Да ведь весь мир познания не стоит слез ребеночка к боженьке. Не стоит он слезинки хотя бы одного только того замученного ребенка, который бил себя кулаченком в грудь и молился неискупленными слезками своими к боженьке" Не стоит потому что слезки его остались неискупленными. Они должны быть искуплены, иначе не может быть и гармонии. Но чем, чем ты искупишь их? Разве это возможно? Неужто тем, что они будут отомщены? Но зачем мне их отмщение, зачем мне ад для мучителей, что тут ад может поправить, когда те уже замучены. И какая же гармония, если ад: я простить хочу и обнять хочу, я не хочу, чтобы страдали больше. И если страдания детей пошли на пополнение той суммы страданий, которая необходима была для покупки истины, то я утверждаю заранее, что вся истина не стоит такой цены. Представь, что это ты сам возводишь здание судьбы человеческой с целью в финале осчастливить людей, дать им наконец мир и покой, но для этого необходимо и неминуемо предстояло бы замучить всего лишь одно только крохотное созданьице, вот того самого ребеночка, бившего себя кулаченком в грудь, и на неотомщенных слезках его основать это здание, согласился ли бы ты быть архитектором на этих условиях?.

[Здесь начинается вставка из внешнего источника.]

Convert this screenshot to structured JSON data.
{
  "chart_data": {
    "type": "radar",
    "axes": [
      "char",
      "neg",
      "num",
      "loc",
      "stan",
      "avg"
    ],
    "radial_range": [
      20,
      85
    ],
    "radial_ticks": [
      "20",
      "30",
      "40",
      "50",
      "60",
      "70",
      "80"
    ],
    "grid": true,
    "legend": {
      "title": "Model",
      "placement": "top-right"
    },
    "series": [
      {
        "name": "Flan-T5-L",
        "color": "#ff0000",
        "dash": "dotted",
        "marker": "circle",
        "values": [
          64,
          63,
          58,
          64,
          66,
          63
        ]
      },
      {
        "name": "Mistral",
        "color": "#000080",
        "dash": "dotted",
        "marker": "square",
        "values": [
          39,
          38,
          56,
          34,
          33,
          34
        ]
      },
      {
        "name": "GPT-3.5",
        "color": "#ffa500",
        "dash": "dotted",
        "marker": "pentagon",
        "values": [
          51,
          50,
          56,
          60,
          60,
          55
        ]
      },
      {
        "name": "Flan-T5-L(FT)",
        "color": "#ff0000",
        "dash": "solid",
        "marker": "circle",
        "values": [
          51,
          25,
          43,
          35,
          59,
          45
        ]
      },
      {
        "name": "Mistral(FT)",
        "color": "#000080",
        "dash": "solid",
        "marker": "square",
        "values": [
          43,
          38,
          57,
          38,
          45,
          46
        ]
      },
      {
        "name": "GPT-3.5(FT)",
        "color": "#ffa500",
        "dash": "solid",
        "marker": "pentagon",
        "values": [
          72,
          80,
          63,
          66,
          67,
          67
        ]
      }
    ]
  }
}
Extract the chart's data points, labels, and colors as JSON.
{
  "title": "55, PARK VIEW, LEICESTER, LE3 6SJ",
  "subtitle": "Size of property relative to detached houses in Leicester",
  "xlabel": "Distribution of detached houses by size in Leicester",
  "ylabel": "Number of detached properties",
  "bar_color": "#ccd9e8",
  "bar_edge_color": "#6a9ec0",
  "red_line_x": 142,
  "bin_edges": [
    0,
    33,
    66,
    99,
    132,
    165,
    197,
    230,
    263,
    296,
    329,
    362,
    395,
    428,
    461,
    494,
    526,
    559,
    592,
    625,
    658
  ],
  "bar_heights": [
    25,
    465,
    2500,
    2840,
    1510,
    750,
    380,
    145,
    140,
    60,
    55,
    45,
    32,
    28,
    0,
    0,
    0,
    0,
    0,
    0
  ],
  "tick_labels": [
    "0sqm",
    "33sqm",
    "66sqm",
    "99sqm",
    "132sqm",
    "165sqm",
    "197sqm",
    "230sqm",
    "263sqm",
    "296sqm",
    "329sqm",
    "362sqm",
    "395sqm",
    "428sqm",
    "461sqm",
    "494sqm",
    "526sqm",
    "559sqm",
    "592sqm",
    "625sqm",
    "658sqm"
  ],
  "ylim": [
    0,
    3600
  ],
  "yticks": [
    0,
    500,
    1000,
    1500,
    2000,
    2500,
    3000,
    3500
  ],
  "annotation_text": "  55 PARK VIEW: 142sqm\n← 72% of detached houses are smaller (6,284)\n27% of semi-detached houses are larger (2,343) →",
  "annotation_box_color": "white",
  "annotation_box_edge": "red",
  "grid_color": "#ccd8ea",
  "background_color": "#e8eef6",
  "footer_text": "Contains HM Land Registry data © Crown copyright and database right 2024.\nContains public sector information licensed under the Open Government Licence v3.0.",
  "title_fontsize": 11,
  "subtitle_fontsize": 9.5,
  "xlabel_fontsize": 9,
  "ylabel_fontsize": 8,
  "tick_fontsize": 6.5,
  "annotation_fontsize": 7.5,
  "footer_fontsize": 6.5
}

По мне самое обременительное – не сметь быть человеком. Бедность, целомудрие и послушание – вот три обета, из которых каждый, взятый в отдельности, кажется наиболее противным природе. Как же невыносимы все они, взятые вместе! И всю жизнь свою безрадостно задыхаются под этим гнетом! Что значат все тяготы жизни в сравнении с горестным положением сословия, которое из-за дурно понятого стремления стать ближе к господу, отвергает лучшие стремления, какими создается, растет и созревает человек.

С трагедией мира можно примириться только потому, что есть страдания Бога. Бог разделяет судьбу своего творения.

Бог в душе – это совесть, а не изваяние.

Религия – это убеждение, что все происходящее с нами необычайно важно. И именно поэтому она будет существовать всегда.

Религия – это повязка, изобретенная человечеством, чтобы перебинтовывать душу, раненную обстоятельствами.

Могуч наш бог – надежда и отрада,
Он даст нам хлеба, сколько надо.
Кто в чреве начертал пером дитя –
Даст жизни срок, даст хлеб, его растя.

Мысль о смерти меня убивает. Я непрестанно думаю о ней, я смертельно ее боюсь. Страшит меня не сама смерть, - смерть это пустяки, - а то, что следует за ней, - будущая жизнь. Я верю в нее; я убежден, я уверен в своем бессмертии. Я христианин: я верю в вечные муки; страшная картина этих мук непрерывно преследует меня; ад меня пугает, и этот страх, превосходящий все остальные чувства, лишает надежды и всех душевных сил, необходимых для спасения, - он ввергает меня в отчаяние, он сулит мне вечное осуждение, которого я так боюсь. Страх быть навеки проклятым - мое проклятие; ужас перед будущим адом - мой теперешний ад: и, еще живой, я уже заранее претерпеваю загробные муки. Нет пытки, подобной моей.

Существенным в Библии является чудо и только чудо, а не прописи морали и этики. О них можно с успехом прочесть в моральном кодексе.

Крови, пролитой поклонниками Бога милосердия и мира со времен введения Его религии, хватило бы, быть может, для того, чтобы утопить приверженцев всех других сект, живущих на земном шаре.

А когда настанет вечер,
Бог, пройдя по небесам,
Зажигает всюду свечи
И вечерню служит нам.

Бог – единственное существо, которому, чтобы всевластвовать, даже нет надобности и существовать.

И в сотый раз гадаю я:
Откуда зло? Ошибка божья,
Описка в книге бытия?

Предательство Иуды не было случайным, оно было деянием предопределенным, занимающим свое таинственное место в деле искупления грехов человеческих.

Бог – это партнер в наших самых задушевных разговорах.

Истинное и подлинное раскаяние не требует прощения, но благодарное за наказание. Г.

Смерть не шлет господь за мною,
Пока грехи души моей
Я в муках жизни не омою.

Религия без сверхъестественного! Это вино без виноградного сока.